If you are restarting the entire cluster, it is recommended to follow the advice of the previous colleague: first disable automatic startup, stop the cluster, and then restart the machines. This is because the tidb cluster has a specific restart order: pd→tikv→tidb. If the machines start in sequence, the automatic startup of the tidb cluster may not succeed. When starting the cluster, you don’t need to start each role individually. You can wait until all machines have restarted and then use tiup cluster start <cluster_name> to start the cluster. However, the prerequisite for this is that all machines have completed their startup. If the machine with the pd node hasn’t finished starting, the cluster won’t be able to start.
One more thing, will the components automatically start after a single server restarts? Or do we still need to manually execute tiup cluster start xx -N 1.2.3.4:2379
? Auto-start should be able to automatically bring up the components on the node, right?
The components installed by tiup are all registered as services and will start with the server.
Yes, actually when you install the TiDB cluster, each machine generates a unit like this tidb-4000.service, and they are all configured to start automatically with a command like systemctl enable tidb-4000.service. When you restart the machine, it will automatically restart the components…
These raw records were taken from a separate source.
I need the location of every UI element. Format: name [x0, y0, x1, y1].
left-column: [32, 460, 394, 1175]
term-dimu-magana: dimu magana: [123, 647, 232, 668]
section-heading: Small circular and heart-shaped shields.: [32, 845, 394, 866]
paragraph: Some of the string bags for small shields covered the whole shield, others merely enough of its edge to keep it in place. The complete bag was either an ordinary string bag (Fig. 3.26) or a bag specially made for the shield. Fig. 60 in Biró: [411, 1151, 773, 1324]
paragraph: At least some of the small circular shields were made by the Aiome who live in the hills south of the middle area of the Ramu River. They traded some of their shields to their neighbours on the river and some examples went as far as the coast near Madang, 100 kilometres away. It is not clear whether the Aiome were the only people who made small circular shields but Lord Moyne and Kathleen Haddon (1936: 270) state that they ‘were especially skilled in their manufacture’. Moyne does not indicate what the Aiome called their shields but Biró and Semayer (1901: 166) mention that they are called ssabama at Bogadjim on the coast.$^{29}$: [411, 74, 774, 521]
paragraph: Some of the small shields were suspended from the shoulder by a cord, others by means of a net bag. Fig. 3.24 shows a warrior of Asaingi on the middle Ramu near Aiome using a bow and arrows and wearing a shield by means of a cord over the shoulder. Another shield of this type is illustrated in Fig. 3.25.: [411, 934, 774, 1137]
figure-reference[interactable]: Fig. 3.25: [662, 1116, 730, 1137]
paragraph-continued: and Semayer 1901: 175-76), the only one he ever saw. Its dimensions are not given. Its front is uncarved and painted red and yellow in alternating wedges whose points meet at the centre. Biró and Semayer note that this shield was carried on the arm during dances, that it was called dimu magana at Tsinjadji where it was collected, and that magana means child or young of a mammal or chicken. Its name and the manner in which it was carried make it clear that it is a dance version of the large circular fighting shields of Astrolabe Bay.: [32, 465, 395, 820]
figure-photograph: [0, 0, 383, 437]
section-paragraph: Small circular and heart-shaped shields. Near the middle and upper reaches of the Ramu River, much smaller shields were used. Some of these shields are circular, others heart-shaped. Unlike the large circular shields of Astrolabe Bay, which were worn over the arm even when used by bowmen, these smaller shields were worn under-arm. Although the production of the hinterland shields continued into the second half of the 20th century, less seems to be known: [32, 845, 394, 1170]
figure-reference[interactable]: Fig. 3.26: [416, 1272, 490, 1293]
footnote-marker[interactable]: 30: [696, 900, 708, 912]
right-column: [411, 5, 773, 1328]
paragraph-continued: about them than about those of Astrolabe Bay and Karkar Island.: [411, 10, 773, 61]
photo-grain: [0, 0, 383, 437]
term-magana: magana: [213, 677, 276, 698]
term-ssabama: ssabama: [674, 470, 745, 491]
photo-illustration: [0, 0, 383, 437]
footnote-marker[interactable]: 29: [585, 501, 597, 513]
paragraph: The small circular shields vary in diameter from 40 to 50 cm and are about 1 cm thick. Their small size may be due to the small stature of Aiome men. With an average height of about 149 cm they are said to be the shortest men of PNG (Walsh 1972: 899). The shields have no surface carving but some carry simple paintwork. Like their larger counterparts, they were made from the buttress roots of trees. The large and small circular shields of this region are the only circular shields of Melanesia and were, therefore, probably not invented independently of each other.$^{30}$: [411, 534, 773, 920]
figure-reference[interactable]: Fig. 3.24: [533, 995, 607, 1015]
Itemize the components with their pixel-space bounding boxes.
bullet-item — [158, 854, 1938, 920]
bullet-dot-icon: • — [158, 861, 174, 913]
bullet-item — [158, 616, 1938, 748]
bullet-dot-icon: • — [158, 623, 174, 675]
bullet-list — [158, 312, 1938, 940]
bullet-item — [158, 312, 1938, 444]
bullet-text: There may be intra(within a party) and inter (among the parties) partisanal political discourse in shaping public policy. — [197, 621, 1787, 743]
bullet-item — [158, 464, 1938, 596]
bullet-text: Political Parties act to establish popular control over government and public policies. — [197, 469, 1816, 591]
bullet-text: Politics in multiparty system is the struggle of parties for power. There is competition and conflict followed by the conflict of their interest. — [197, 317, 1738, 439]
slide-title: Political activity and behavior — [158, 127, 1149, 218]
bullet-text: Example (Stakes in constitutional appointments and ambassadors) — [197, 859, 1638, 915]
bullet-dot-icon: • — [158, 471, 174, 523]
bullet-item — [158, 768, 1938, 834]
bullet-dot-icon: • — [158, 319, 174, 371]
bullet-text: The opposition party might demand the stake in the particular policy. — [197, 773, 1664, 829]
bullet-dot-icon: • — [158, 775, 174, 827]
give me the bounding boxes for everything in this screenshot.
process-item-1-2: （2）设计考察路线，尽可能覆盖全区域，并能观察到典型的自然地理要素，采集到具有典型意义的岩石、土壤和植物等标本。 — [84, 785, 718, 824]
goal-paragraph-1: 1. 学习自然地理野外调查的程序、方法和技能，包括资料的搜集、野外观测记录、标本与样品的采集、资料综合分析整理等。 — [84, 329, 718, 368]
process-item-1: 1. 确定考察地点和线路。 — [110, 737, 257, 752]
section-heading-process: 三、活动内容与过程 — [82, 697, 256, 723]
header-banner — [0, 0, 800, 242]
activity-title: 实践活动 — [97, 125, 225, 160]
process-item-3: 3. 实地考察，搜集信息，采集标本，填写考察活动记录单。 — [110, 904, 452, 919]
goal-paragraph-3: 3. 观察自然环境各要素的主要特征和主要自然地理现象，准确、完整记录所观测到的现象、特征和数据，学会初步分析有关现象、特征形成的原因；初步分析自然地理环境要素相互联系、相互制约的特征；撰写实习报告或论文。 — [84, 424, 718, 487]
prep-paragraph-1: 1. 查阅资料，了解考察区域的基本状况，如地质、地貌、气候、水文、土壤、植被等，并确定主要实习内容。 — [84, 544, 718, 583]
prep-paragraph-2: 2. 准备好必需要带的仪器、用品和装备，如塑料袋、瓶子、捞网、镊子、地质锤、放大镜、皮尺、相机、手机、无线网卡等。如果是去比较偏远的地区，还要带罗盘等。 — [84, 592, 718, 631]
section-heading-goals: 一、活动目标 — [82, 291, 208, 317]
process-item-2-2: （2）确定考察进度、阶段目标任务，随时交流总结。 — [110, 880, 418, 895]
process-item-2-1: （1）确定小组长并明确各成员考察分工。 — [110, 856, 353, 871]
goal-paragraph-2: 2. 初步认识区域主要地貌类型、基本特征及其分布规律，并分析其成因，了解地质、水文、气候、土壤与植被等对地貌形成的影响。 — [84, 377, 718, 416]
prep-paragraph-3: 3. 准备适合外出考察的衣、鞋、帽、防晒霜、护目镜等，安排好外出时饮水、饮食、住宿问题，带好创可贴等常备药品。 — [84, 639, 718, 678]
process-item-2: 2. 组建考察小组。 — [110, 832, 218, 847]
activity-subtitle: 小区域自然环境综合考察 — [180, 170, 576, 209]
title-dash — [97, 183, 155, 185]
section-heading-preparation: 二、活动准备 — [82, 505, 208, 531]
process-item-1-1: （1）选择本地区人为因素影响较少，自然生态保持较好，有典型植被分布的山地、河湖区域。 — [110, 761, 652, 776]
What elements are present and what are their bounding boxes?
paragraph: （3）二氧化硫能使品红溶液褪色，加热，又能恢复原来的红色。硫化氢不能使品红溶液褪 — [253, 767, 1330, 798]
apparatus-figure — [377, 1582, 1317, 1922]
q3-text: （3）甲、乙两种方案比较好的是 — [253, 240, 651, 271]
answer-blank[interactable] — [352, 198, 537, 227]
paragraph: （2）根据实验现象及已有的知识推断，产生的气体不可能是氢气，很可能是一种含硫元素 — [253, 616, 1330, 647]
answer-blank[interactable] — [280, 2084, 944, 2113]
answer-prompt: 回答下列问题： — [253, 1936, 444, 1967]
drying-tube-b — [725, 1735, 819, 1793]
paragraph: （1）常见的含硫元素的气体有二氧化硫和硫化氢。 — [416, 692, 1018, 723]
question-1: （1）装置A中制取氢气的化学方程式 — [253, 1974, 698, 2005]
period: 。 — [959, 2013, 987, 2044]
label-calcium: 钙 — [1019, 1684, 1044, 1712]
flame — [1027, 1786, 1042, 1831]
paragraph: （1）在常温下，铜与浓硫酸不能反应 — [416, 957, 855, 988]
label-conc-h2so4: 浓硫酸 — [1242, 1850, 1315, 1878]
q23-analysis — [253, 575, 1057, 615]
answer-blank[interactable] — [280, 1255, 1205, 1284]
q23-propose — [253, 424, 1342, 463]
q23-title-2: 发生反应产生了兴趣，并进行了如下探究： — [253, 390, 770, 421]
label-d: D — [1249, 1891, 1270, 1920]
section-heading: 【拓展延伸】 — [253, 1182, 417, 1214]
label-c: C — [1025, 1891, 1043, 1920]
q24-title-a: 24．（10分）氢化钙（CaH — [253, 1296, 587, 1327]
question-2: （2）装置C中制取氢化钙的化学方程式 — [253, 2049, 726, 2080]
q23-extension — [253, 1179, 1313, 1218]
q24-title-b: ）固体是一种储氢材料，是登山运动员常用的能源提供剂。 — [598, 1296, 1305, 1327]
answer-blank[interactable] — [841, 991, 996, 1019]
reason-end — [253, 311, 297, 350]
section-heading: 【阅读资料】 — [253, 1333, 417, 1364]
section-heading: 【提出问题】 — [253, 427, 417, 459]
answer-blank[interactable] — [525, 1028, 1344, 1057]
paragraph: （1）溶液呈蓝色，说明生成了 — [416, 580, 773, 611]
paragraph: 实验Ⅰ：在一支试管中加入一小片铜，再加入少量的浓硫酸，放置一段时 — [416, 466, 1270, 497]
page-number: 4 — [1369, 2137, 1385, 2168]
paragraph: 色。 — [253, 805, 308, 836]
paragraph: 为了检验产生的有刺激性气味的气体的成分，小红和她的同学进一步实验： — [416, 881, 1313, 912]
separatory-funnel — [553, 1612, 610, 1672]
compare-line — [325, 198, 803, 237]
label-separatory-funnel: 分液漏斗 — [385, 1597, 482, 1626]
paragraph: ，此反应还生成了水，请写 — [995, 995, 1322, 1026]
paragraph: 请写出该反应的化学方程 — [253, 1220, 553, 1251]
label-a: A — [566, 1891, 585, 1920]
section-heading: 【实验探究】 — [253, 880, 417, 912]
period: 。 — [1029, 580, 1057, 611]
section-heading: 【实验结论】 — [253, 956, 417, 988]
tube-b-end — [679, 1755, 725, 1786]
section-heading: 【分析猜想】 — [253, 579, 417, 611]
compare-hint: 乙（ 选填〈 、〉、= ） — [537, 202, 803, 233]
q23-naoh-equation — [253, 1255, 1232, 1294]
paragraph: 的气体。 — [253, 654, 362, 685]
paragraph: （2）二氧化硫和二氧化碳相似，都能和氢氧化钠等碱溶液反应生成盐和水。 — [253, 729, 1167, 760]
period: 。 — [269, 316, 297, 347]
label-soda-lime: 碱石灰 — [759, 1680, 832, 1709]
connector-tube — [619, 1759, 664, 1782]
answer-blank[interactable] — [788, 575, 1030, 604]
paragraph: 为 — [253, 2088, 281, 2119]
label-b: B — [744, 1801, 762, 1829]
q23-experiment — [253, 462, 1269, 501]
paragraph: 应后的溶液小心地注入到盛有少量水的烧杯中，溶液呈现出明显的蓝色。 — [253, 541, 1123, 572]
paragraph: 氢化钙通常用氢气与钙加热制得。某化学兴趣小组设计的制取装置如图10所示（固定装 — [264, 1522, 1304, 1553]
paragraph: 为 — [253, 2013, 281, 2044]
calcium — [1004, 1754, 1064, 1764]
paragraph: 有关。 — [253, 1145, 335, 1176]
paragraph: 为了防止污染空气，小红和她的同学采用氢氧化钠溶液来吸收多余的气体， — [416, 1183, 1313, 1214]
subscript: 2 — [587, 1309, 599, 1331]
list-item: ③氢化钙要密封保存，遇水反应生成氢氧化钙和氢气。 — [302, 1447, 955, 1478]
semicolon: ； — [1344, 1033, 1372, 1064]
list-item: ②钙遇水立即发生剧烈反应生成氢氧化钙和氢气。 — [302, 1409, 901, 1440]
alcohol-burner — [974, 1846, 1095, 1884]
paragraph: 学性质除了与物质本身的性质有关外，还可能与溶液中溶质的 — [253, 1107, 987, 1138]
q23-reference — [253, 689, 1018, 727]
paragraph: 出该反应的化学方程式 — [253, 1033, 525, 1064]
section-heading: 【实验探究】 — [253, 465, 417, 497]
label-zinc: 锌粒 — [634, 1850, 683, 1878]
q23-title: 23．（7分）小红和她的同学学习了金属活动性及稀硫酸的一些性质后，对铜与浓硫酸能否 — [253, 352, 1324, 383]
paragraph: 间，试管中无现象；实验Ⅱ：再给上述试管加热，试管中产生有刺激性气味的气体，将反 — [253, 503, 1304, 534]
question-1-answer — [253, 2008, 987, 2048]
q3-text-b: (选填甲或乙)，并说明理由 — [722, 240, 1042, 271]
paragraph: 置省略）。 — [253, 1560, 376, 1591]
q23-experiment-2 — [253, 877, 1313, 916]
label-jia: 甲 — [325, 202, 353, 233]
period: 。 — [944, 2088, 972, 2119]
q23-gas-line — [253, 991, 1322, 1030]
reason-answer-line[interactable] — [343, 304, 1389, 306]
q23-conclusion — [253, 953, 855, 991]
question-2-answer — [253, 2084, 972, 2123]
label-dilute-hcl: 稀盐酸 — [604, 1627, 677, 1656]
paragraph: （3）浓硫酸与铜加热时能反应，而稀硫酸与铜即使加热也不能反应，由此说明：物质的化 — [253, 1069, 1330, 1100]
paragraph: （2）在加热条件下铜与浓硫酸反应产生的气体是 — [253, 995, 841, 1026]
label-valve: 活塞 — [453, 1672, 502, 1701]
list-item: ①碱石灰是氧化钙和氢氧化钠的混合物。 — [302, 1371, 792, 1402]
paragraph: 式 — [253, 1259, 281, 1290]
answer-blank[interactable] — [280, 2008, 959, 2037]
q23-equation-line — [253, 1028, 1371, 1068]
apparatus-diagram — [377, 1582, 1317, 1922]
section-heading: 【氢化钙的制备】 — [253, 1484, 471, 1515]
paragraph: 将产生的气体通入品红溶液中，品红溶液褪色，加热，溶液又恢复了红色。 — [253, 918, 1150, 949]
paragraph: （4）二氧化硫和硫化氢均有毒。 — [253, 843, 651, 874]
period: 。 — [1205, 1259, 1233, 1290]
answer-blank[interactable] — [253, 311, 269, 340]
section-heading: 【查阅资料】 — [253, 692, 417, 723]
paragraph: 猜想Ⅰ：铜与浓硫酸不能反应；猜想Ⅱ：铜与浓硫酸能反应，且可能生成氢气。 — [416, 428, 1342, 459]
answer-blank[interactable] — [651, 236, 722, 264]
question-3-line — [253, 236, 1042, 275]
Restart PD and TiDB one by one.
The sequence can actually be referenced here:
The cluster startup operation will start all components of the entire TiDB cluster in the order of PD → TiKV → Pump → TiDB → TiFlash → Drainer → TiCDC → Prometheus → Grafana → Alertmanager.
The cluster shutdown operation will shut down all components of the entire TiDB cluster in the order of Alertmanager → Grafana → Prometheus → TiCDC → Drainer → TiFlash → TiDB → Pump → TiKV → PD (and will also shut down the monitoring components).